It is in the second act at Lilas Pastia’s Tavern that the ballet ignites. Escamillo parades in tight black leather surrounded by a bevy of sexy and savvy beauties clothed in Jon Bausor’s flamboyant gypsy costumes. Carmen sits on the side watching her prey before stepping forward and turning on her charm, an aphrodisiac of such potency it takes your breath away. The scene builds through slow burn to reach combustion point as Scarlett’s highly charged choreography pairs Carmen and Escamillo in a duet of rock hard desire. Don José’s late arrival at the almost empty tavern results in a more ambiguous and intriguing duet that moves through rejection, to passion and fulfilment.
Martin Yates, who conducted the performance, is also responsible for the arrangement of Georges Bizet’s music. It is masterful scoring that comes alive in the fine detail, particularly in Act 2, where he shapes the dynamics brilliantly.
The third act is a brave move to a surreal Giorgio de Chirico type landscape. Bausor has designed a somewhat off-kilter bullring where the spectators are all women shrouded in black gauze; frozen in exaggerated poses. The banderillas piercing the carcass of the bull lying downstage introduce the only tufts of bright colour in the muted setting. The scene is played as a ritual slaughter: first the bull, then Carmen.

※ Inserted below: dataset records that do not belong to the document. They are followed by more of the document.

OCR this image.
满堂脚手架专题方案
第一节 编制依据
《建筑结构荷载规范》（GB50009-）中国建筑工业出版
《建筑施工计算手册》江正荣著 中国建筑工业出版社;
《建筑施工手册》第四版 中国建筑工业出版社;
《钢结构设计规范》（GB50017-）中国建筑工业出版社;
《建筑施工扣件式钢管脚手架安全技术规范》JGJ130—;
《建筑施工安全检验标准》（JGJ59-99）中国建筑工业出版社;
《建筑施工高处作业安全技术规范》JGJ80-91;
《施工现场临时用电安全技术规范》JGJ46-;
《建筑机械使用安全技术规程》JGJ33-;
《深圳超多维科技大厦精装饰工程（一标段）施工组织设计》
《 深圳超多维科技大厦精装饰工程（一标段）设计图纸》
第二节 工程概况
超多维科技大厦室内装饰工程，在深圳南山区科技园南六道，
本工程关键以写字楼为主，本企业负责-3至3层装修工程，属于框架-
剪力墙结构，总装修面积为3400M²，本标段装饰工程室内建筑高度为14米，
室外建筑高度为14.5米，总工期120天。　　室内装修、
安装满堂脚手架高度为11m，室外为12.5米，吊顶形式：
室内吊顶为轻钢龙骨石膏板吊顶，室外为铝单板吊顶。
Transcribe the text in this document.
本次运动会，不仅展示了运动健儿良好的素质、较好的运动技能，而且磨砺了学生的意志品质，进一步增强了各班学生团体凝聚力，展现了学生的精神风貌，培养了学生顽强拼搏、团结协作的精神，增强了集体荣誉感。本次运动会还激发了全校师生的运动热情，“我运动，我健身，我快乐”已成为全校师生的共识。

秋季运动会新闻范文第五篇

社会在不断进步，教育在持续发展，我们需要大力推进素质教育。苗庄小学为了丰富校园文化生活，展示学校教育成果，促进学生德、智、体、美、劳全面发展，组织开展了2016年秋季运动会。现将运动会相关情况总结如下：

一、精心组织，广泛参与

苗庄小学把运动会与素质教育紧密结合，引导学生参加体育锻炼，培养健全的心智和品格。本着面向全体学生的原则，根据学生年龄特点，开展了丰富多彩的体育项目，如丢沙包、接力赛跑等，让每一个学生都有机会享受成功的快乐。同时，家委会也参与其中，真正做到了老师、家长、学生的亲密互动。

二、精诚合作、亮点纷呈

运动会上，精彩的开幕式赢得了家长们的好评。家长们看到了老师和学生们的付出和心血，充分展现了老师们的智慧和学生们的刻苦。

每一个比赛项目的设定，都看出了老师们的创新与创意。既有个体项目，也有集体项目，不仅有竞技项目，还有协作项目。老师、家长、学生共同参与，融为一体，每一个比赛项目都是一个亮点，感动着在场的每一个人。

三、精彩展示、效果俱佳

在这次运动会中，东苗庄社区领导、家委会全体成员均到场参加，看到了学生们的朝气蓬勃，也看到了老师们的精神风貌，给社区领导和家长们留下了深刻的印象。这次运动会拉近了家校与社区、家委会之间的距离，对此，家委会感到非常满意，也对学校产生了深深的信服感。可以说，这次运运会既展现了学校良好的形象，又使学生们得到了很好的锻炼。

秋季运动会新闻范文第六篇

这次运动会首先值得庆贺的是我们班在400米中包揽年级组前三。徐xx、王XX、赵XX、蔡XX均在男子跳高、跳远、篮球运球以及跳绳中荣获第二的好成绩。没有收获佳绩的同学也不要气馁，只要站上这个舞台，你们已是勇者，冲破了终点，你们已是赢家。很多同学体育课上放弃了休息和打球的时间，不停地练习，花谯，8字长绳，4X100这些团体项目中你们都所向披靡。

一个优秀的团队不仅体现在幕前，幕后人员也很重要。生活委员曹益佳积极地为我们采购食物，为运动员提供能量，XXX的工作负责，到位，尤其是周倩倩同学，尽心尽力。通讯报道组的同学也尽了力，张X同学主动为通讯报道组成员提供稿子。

She arrives veiled in bridal white, exquisitely dressed and perfectly groomed. She is wedded to Escamillo and you know she is doomed. Their grand pas de deux is a parody of the usual celebratory finale. Clinical and loveless, though technically well performed, it is not the highlight that tradition demands but so much more interesting dramatically. The crowd exits with their hero Escamillo, Don José enters and the decisive battle begins. Finally he has his Carmen but it is only her lifeless body that he embraces.
There is an enormous hunger in Opera Houses for three act narrative ballets. Liam Scarlett’s Carmen with a slew of fine roles, masses of good dance and a well-loved score fits the bill and will surely enjoy a long and successful life despite the unorthodoxy of the drama.